O coronavírus no interior do Brasil

Como Mossoró aparece entre as médias cidades brasileiras à beira do colapso de UTIs?

Olhando números tão aterradores entre cidades do interior  e percebendo que Mossoró consta na lista dos municípios à beira do colapso no sistema de saúde, as providências de isolamento e distanciamento social precisam ser reforçadas urgentemente

Tudo caminha para que os profissionais da saúde, que estão na linha de frente no enfrentamento ao covid-19,  não conseguirão forçar o Governo do Estado, nem a Prefeitura de Mossoró a adotarem um lockdown como forma de controlar os níveis de atendimento no sistema sanitário e impedir o colapso nos hospitais com a ascensão do número de doentes.

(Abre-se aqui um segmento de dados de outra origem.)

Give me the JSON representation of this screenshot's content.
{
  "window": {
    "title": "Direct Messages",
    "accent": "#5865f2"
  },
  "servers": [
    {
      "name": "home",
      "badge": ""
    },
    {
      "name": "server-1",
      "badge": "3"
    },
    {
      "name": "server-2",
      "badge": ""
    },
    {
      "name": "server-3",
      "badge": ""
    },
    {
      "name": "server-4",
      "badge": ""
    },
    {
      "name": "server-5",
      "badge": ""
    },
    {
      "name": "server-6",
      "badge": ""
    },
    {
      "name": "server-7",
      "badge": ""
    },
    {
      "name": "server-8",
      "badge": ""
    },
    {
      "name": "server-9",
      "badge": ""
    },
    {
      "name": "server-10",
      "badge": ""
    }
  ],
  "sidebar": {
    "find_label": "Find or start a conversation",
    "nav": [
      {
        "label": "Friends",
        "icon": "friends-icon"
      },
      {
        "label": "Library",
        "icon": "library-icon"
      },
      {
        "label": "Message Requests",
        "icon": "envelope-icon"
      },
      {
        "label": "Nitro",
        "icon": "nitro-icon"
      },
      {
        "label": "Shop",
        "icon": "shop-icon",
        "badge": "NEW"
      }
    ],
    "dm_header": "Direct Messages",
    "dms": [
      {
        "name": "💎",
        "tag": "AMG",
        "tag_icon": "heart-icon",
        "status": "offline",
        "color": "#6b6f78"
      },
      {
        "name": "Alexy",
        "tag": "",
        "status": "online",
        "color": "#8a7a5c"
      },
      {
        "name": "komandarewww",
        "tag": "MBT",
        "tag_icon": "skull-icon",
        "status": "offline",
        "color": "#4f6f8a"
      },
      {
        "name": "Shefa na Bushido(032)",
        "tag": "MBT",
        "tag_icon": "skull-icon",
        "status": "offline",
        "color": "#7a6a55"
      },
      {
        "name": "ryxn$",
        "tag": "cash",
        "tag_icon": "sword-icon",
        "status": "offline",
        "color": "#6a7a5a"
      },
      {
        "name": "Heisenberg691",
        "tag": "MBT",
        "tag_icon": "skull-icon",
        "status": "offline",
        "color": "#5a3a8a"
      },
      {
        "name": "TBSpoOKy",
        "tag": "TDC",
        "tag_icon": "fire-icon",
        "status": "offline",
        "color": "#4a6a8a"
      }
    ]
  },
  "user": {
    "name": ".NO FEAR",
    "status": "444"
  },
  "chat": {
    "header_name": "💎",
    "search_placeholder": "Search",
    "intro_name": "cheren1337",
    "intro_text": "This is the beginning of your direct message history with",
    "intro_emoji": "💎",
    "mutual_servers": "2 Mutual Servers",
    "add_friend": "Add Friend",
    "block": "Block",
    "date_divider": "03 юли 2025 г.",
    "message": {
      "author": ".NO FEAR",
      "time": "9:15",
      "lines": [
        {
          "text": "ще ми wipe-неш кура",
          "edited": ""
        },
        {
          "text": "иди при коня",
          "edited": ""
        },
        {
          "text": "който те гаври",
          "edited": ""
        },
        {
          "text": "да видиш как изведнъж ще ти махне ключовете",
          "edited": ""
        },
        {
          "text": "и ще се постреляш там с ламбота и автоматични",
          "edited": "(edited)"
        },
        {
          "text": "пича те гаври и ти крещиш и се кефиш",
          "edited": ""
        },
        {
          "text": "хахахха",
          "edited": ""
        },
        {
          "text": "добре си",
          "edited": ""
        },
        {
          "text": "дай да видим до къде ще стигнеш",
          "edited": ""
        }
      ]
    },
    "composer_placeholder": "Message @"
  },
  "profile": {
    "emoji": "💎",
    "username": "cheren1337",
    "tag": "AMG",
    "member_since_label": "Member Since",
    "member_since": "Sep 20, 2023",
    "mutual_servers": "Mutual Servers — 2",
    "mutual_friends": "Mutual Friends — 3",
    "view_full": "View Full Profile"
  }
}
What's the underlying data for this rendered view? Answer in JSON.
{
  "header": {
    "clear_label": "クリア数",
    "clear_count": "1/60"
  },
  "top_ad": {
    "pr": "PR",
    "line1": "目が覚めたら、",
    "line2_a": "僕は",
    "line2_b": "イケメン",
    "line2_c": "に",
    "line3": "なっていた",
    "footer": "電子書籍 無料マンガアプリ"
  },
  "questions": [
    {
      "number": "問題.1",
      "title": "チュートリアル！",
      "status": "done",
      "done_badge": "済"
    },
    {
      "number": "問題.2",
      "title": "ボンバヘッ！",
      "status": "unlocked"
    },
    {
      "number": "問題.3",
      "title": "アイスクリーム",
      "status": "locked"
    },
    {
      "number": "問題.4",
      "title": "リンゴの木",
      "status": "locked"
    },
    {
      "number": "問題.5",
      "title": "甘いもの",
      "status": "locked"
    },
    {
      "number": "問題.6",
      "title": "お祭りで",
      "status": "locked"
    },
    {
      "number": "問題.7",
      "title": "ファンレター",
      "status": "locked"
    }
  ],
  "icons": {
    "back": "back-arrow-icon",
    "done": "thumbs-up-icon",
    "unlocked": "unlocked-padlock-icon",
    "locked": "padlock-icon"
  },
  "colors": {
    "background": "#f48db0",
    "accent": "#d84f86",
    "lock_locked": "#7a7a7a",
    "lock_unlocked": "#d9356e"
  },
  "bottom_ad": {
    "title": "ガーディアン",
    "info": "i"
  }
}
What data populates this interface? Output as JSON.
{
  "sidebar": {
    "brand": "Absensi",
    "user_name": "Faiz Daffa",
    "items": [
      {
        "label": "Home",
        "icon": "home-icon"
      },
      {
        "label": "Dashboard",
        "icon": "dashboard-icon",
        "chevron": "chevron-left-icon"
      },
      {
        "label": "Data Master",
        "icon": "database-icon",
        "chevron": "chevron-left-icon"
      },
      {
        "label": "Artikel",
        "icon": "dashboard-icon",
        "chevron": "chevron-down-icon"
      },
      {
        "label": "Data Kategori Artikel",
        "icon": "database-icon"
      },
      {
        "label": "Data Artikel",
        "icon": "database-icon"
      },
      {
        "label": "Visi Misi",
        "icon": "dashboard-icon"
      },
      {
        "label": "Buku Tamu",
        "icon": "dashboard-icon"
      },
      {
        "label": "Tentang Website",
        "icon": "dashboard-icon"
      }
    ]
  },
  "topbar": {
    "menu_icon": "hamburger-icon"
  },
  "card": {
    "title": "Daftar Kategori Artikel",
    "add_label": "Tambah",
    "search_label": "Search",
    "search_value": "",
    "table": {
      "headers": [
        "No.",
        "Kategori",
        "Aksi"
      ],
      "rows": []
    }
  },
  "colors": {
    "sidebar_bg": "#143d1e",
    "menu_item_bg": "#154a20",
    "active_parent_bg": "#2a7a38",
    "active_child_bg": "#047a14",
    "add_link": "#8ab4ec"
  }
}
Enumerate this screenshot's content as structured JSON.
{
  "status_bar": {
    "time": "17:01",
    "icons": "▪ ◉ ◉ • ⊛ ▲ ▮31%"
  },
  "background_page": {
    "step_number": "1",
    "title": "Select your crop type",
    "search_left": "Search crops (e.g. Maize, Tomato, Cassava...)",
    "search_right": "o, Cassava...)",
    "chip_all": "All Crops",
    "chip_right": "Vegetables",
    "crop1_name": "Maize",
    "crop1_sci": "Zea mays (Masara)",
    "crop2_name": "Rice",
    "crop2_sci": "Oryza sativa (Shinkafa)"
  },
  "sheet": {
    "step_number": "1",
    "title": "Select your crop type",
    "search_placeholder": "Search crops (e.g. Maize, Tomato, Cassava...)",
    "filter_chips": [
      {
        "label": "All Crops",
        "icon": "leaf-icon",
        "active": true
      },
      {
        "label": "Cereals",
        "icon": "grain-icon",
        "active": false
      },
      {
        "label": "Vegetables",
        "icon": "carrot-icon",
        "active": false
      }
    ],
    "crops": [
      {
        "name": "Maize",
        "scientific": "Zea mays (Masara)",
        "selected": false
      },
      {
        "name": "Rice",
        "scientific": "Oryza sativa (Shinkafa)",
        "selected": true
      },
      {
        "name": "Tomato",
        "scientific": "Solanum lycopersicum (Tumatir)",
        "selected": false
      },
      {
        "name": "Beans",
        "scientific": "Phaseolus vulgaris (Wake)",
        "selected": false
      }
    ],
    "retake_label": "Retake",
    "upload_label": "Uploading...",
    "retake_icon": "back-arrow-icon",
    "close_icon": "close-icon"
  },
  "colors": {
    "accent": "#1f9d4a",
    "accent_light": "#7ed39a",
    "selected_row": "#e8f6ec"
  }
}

A luta é inglória, mas também necessária. Motivos não faltam. O jornal Folha de S. Paulo destacou na edição de domingo (17) reportagem em que aponta as cidades do interior do Brasil com UTIs lotadas a ponto de pressionarem suas capitais. Sete Estados do Norte e do Nordeste apresentam alta demanda por leitos, entre eles o Rio Grande do Norte (Bahia, Pernambuco, Ceará, Pará, Maranhão e Amazonas). Inclusive, a reportagem aponta que, ao lado da Bahia, o RN tem cidades com 100% de ocupação enquanto há vagas nas capitais. Mossoró aparece com destaque na reportagem e no infográfico, onde “tem 26 dos 35 leitos de UTI de pacientes, uma ocupação de 77%”.

O ideal de ocupação deveria girar em percentuais abaixo de 50%, índice considerável apropriado para atender o fluxo de demanda à medida que os doentes internados vão desocupando os leitos. O sinal vermelho de Mossoró, portanto, já está aceso.

Com a fragilidade da fiscalização do isolamento na cidade e com a falta de conscientização de boa parte dos mossoroenses ao se negarem ficar em casa neste período, a lotação total dos leitos é só questão de tempo. A impressão que passa é que não alcançamos a plenitude de ocupação por mera obra do acaso.

Por esta razão, o lockdown foi reivindicado. Os médicos bolsonaristas se colocaram contra, alegando que tem de abrir toda a economia. Sim, bolsonaristas, porque a nota do Sinmed foi mais política do científica, como já abordado por este site.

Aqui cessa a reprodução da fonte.